Religious Studies ~ Performance Studies ~ French Studies

Frontispiece from Pierre Le Brun's Explication litérale, historique et dogmatique des prières et des cérémonies de la messe... ​(1716)

Research Projects

“Ceremonial Splendor: Religious Performance and Antitheatrical Sentiment in Early Modern France"

My current book project reconstructs interactions between priests and actors from 1630 to 1730 in the Parisian parish of Saint-Sulpice, where a seminary, a fair ground, and the Comédie-Française existed side by side. I use the way priests treated actors – to whom they began to refuse sacraments in the 1640s – as a starting point from which to examine how clergymen deployed funerary processions to construct parish space, learned to conduct ceremonies through role-playing and rehearsal, manipulated ceremonial objects, and crafted priestly personas. To do so, I analyze seminary documents like handbooks and house rules with an eye toward the moving bodies these texts sought to coordinate in their quest to teach priests how to “preach to the eyes” by generating ceremonial splendor, or éclat.
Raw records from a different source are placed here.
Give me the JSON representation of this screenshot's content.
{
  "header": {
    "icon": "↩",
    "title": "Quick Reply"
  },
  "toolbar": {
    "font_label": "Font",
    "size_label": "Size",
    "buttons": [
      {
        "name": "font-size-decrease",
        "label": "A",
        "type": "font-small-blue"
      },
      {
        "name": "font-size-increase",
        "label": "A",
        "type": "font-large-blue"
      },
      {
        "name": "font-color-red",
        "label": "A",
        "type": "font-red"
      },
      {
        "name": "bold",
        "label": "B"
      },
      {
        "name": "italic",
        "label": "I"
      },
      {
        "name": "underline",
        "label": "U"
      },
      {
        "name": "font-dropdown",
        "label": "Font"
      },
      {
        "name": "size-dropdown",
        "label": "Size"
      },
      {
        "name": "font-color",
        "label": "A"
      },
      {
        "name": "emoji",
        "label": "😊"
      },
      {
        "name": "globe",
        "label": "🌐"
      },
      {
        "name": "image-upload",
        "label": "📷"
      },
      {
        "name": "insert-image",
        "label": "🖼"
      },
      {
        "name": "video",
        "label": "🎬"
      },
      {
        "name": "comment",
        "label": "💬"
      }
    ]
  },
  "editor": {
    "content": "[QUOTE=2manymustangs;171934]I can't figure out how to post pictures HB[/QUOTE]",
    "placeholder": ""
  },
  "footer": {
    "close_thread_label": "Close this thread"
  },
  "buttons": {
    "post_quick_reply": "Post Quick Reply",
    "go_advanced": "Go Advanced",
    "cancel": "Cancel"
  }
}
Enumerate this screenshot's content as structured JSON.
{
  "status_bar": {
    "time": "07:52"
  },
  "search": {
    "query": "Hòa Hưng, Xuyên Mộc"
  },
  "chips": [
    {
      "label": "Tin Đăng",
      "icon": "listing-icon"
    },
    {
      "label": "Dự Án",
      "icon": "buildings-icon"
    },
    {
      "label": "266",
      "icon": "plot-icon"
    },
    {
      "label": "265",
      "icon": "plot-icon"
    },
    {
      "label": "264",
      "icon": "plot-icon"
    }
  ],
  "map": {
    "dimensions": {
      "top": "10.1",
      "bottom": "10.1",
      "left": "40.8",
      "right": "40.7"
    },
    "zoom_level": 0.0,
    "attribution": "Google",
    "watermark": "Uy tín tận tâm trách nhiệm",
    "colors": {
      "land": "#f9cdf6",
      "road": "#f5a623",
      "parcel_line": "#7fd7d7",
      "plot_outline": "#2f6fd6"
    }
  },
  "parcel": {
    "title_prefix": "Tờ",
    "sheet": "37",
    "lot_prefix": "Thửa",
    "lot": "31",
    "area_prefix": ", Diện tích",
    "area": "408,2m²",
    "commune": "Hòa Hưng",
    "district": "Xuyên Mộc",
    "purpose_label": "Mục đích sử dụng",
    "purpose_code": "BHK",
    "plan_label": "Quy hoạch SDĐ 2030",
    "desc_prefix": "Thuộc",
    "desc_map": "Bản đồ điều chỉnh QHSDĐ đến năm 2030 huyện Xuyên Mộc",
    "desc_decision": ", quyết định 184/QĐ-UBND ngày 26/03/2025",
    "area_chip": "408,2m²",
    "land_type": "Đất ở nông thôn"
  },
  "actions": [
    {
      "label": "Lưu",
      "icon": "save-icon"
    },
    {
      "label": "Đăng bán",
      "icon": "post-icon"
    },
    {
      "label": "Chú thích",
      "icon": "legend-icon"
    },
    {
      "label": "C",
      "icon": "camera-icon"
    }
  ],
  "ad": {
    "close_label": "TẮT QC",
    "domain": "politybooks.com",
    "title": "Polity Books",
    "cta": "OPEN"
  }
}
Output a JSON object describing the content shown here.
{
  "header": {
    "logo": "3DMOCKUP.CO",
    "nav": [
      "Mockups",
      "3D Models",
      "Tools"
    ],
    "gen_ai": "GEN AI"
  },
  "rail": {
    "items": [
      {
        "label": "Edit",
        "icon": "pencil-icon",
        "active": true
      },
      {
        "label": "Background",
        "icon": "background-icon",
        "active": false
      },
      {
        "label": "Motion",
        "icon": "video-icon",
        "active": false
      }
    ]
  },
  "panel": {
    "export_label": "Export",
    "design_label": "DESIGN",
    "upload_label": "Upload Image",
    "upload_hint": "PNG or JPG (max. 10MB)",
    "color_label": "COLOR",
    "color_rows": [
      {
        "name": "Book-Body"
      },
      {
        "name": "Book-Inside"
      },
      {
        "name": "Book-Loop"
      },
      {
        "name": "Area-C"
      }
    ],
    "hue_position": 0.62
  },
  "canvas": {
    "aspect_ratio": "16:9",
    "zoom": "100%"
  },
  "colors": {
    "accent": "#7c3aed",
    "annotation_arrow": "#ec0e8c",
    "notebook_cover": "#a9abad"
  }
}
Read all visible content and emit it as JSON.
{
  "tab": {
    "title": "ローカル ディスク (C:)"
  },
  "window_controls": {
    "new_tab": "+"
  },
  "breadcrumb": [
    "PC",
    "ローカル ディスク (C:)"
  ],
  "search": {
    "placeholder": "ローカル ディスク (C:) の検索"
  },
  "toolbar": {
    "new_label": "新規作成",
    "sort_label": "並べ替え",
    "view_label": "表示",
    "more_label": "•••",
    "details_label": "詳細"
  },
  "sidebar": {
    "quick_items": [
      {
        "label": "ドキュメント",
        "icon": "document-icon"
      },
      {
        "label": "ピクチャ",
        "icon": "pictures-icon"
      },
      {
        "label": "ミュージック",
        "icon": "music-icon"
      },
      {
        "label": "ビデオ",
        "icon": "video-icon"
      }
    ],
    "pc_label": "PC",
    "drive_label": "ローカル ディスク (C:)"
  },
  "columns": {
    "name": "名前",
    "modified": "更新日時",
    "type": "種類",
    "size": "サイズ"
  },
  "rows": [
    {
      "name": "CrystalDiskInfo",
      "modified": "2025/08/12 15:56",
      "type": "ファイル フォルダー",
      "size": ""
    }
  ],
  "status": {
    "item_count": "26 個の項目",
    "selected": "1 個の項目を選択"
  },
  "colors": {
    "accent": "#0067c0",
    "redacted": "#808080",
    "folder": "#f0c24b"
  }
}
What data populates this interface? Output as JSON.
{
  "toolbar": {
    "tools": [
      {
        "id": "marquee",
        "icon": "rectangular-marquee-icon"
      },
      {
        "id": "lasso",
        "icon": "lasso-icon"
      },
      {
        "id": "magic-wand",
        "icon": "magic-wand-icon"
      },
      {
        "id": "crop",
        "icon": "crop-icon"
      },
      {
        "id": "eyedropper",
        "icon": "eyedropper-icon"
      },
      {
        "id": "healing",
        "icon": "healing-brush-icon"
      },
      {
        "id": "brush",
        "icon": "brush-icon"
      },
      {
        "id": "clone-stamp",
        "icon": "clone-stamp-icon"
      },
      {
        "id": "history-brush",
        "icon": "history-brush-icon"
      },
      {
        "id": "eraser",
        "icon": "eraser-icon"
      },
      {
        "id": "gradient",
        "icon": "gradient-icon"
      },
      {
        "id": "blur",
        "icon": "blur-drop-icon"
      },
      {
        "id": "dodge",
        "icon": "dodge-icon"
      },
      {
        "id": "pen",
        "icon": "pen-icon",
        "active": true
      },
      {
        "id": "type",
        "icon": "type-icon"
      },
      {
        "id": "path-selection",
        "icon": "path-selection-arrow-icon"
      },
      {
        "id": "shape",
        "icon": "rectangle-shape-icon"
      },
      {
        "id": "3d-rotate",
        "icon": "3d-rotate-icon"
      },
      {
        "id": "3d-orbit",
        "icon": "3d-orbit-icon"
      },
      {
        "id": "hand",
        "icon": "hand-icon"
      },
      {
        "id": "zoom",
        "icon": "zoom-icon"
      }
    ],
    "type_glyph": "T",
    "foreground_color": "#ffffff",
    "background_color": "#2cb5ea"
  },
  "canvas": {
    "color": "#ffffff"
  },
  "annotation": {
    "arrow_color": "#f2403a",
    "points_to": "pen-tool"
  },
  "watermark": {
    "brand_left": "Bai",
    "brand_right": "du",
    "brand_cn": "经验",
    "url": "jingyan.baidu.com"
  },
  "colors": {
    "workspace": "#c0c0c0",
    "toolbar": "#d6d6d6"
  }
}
Based on twelve months of archival research at the Archives de la Compagnie des Prêtres de Saint-Sulpice, the Archives nationales de France, and the Bibliothèque nationale de France in Paris, among others, I argue that the harsh treatment priests began to use against actors during the second half of the 17th century reflected the secular clergy’s anxiety about their own professional transformation at a time when seminary formation was beginning to raise expectations about the skills required of priests at the altar and the pulpit. 

“Making Modest Bodies:

Sulpician Seminaries and Ceremonial Transmission between France and New France, 1657-1773”

My second project follows the priests of Saint-Sulpice to the Americas. This project examines the transmission of pedagogical and ceremonial practices between Sulpician seminaries in France and missions in New France in order to examine the making, meaning, and modification of “modesty” as a bodily experience, a mode of religious expression, and a strategy for encountering the unknown. The study takes 1657 as its start date – the year in which four priests from Paris’ Seminary of Saint-Sulpice established a mission in Montréal – and ends in 1773, when the Sulpicians welcomed the first Canadian priest into their society. Three questions guide the investigation. First, although seminary training associated modesty with humility and service, the Sulpicians in Montréal quickly found themselves in the position of landlords and masters on the island. To what degree, and how, did modesty prove politically useful? Second, modesty was crucial to liturgical practice. How did French priests use liturgical activities – masses, processions, baptisms, etc. – to establish ties with people in the New France? Third, how did priests in New France use a ceremonial framework in letters and journals to interpret their experience? In other words, how did colonial transformations in the performance of priesthood inflect literary practices in New France?